Voici l'idée centrale : "on fait comme si le seul problème avec l’islam était celui posé par une petite minorité, alors que tous les jours en France les gens sont confrontés à un islam ordinaire qui certes n’est pas terroriste, mais qui est vécu de façon dogmatique et communautaire. Un islam qui est vécu et revendiqué par ses pratiquants comme vérité absolue, vérité supérieure, et qui s’affiche de façon parfois agressive et provocatrice… Un seul exemple : il y a certes un nombre infime de burqas, c’est-à-dire de femmes intégralement voilées, mais en revanche on voit tous les jours dans nos rues que le nombre de foulards a considérablement augmenté… Et je suis désolé de le dire – mais si moi qui suis un spécialiste de l’islam je ne le dis pas qui le fera ? – ce voile est une régression pour les femmes, un retour en arrière pour la condition féminine". L'auteur entendait dénoncer ainsi "l’affirmation actuelle d’un islam régressif qui se nourrit de fantasmes sur lui-même, et qui gagne de plus en plus de musulmans en les enfermant dans des contradictions sans fin et dans l’esclavage de lois religieuses d’un autre âge".

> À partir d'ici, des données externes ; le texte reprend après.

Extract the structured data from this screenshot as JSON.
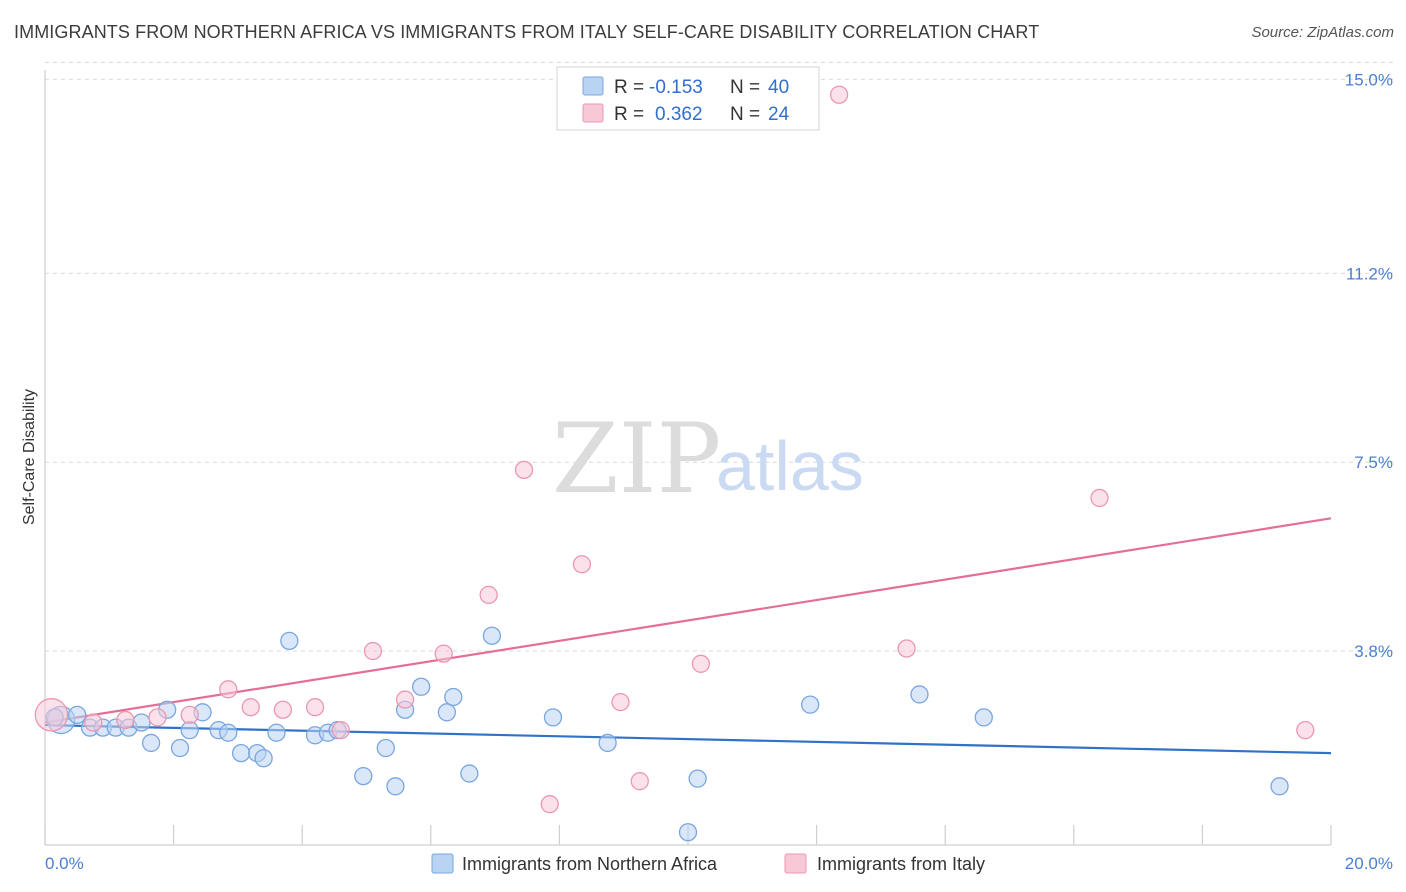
{
  "title": "IMMIGRANTS FROM NORTHERN AFRICA VS IMMIGRANTS FROM ITALY SELF-CARE DISABILITY CORRELATION CHART",
  "source": "Source: ZipAtlas.com",
  "watermark": {
    "zip": "ZIP",
    "atlas": "atlas"
  },
  "colors": {
    "blue_fill": "#b9d3f3",
    "blue_stroke": "#7aa6e0",
    "blue_line": "#2f72c8",
    "pink_fill": "#f8c8d7",
    "pink_stroke": "#ec97b2",
    "pink_line": "#e36f97",
    "tick_text": "#4a7fd0",
    "grid": "#d9d9d9"
  },
  "stats": {
    "row1": {
      "r_label": "R =",
      "r_value": "-0.153",
      "n_label": "N =",
      "n_value": "40"
    },
    "row2": {
      "r_label": "R =",
      "r_value": "0.362",
      "n_label": "N =",
      "n_value": "24"
    }
  },
  "chart_data": {
    "type": "scatter",
    "title": "IMMIGRANTS FROM NORTHERN AFRICA VS IMMIGRANTS FROM ITALY SELF-CARE DISABILITY CORRELATION CHART",
    "xlabel": "",
    "ylabel": "Self-Care Disability",
    "xlim": [
      0,
      20
    ],
    "ylim": [
      0,
      15.4
    ],
    "x_tick_labels": [
      "0.0%",
      "20.0%"
    ],
    "y_ticks": [
      3.8,
      7.5,
      11.2,
      15.0
    ],
    "y_tick_labels": [
      "3.8%",
      "7.5%",
      "11.2%",
      "15.0%"
    ],
    "legend": [
      "Immigrants from Northern Africa",
      "Immigrants from Italy"
    ],
    "series": [
      {
        "name": "Immigrants from Northern Africa",
        "color": "blue",
        "trend": {
          "x": [
            0,
            20
          ],
          "y": [
            2.35,
            1.8
          ]
        },
        "points": [
          {
            "x": 0.25,
            "y": 2.45,
            "s": 1.6
          },
          {
            "x": 0.5,
            "y": 2.55,
            "s": 1
          },
          {
            "x": 0.7,
            "y": 2.3,
            "s": 1
          },
          {
            "x": 0.9,
            "y": 2.3,
            "s": 1
          },
          {
            "x": 1.1,
            "y": 2.3,
            "s": 1
          },
          {
            "x": 1.3,
            "y": 2.3,
            "s": 1
          },
          {
            "x": 1.5,
            "y": 2.4,
            "s": 1
          },
          {
            "x": 1.65,
            "y": 2.0,
            "s": 1
          },
          {
            "x": 1.9,
            "y": 2.65,
            "s": 1
          },
          {
            "x": 2.1,
            "y": 1.9,
            "s": 1
          },
          {
            "x": 2.25,
            "y": 2.25,
            "s": 1
          },
          {
            "x": 2.45,
            "y": 2.6,
            "s": 1
          },
          {
            "x": 2.7,
            "y": 2.25,
            "s": 1
          },
          {
            "x": 2.85,
            "y": 2.2,
            "s": 1
          },
          {
            "x": 3.05,
            "y": 1.8,
            "s": 1
          },
          {
            "x": 3.3,
            "y": 1.8,
            "s": 1
          },
          {
            "x": 3.4,
            "y": 1.7,
            "s": 1
          },
          {
            "x": 3.6,
            "y": 2.2,
            "s": 1
          },
          {
            "x": 3.8,
            "y": 4.0,
            "s": 1
          },
          {
            "x": 4.2,
            "y": 2.15,
            "s": 1
          },
          {
            "x": 4.4,
            "y": 2.2,
            "s": 1
          },
          {
            "x": 4.55,
            "y": 2.25,
            "s": 1
          },
          {
            "x": 4.95,
            "y": 1.35,
            "s": 1
          },
          {
            "x": 5.3,
            "y": 1.9,
            "s": 1
          },
          {
            "x": 5.45,
            "y": 1.15,
            "s": 1
          },
          {
            "x": 5.6,
            "y": 2.65,
            "s": 1
          },
          {
            "x": 5.85,
            "y": 3.1,
            "s": 1
          },
          {
            "x": 6.25,
            "y": 2.6,
            "s": 1
          },
          {
            "x": 6.35,
            "y": 2.9,
            "s": 1
          },
          {
            "x": 6.6,
            "y": 1.4,
            "s": 1
          },
          {
            "x": 6.95,
            "y": 4.1,
            "s": 1
          },
          {
            "x": 7.9,
            "y": 2.5,
            "s": 1
          },
          {
            "x": 8.75,
            "y": 2.0,
            "s": 1
          },
          {
            "x": 10.0,
            "y": 0.25,
            "s": 1
          },
          {
            "x": 10.15,
            "y": 1.3,
            "s": 1
          },
          {
            "x": 11.9,
            "y": 2.75,
            "s": 1
          },
          {
            "x": 13.6,
            "y": 2.95,
            "s": 1
          },
          {
            "x": 14.6,
            "y": 2.5,
            "s": 1
          },
          {
            "x": 19.2,
            "y": 1.15,
            "s": 1
          },
          {
            "x": 0.15,
            "y": 2.5,
            "s": 1
          }
        ]
      },
      {
        "name": "Immigrants from Italy",
        "color": "pink",
        "trend": {
          "x": [
            0,
            20
          ],
          "y": [
            2.4,
            6.4
          ]
        },
        "points": [
          {
            "x": 0.1,
            "y": 2.55,
            "s": 1.9
          },
          {
            "x": 0.75,
            "y": 2.4,
            "s": 1
          },
          {
            "x": 1.25,
            "y": 2.45,
            "s": 1
          },
          {
            "x": 1.75,
            "y": 2.5,
            "s": 1
          },
          {
            "x": 2.25,
            "y": 2.55,
            "s": 1
          },
          {
            "x": 2.85,
            "y": 3.05,
            "s": 1
          },
          {
            "x": 3.2,
            "y": 2.7,
            "s": 1
          },
          {
            "x": 3.7,
            "y": 2.65,
            "s": 1
          },
          {
            "x": 4.2,
            "y": 2.7,
            "s": 1
          },
          {
            "x": 4.6,
            "y": 2.25,
            "s": 1
          },
          {
            "x": 5.1,
            "y": 3.8,
            "s": 1
          },
          {
            "x": 5.6,
            "y": 2.85,
            "s": 1
          },
          {
            "x": 6.2,
            "y": 3.75,
            "s": 1
          },
          {
            "x": 6.9,
            "y": 4.9,
            "s": 1
          },
          {
            "x": 7.45,
            "y": 7.35,
            "s": 1
          },
          {
            "x": 7.85,
            "y": 0.8,
            "s": 1
          },
          {
            "x": 8.35,
            "y": 5.5,
            "s": 1
          },
          {
            "x": 8.95,
            "y": 2.8,
            "s": 1
          },
          {
            "x": 9.25,
            "y": 1.25,
            "s": 1
          },
          {
            "x": 10.2,
            "y": 3.55,
            "s": 1
          },
          {
            "x": 12.35,
            "y": 14.7,
            "s": 1
          },
          {
            "x": 13.4,
            "y": 3.85,
            "s": 1
          },
          {
            "x": 16.4,
            "y": 6.8,
            "s": 1
          },
          {
            "x": 19.6,
            "y": 2.25,
            "s": 1
          }
        ]
      }
    ]
  }
}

Face à l'animateur, Michèle Tribalat, démographe à l'INED, pourfendeuse bien connue de l'Islam, paraissait presque modérée. Pendant une heure, nous avons assisté à une série de poncifs et de diatribes sur le mode de l'indignation et de la dénonciation, à partir de quelques faits divers érigés en généralité et agités comme des peurs destinées à alarmer nos concitoyens. Le tout sans jamais la moindre distance ou le moindre doute, et bien entendu sans enquête, sans étude empirique, sans données, on serait presque tenté de dire sans réel.
Que de tels propos puissent s'exprimer est normal et même souhaitable en démocratie. Mais qu'ils soient ainsi diffusés sans la moindre contradiction sur la radio symbole du service public est plus que choquant. C'est proprement scandaleux.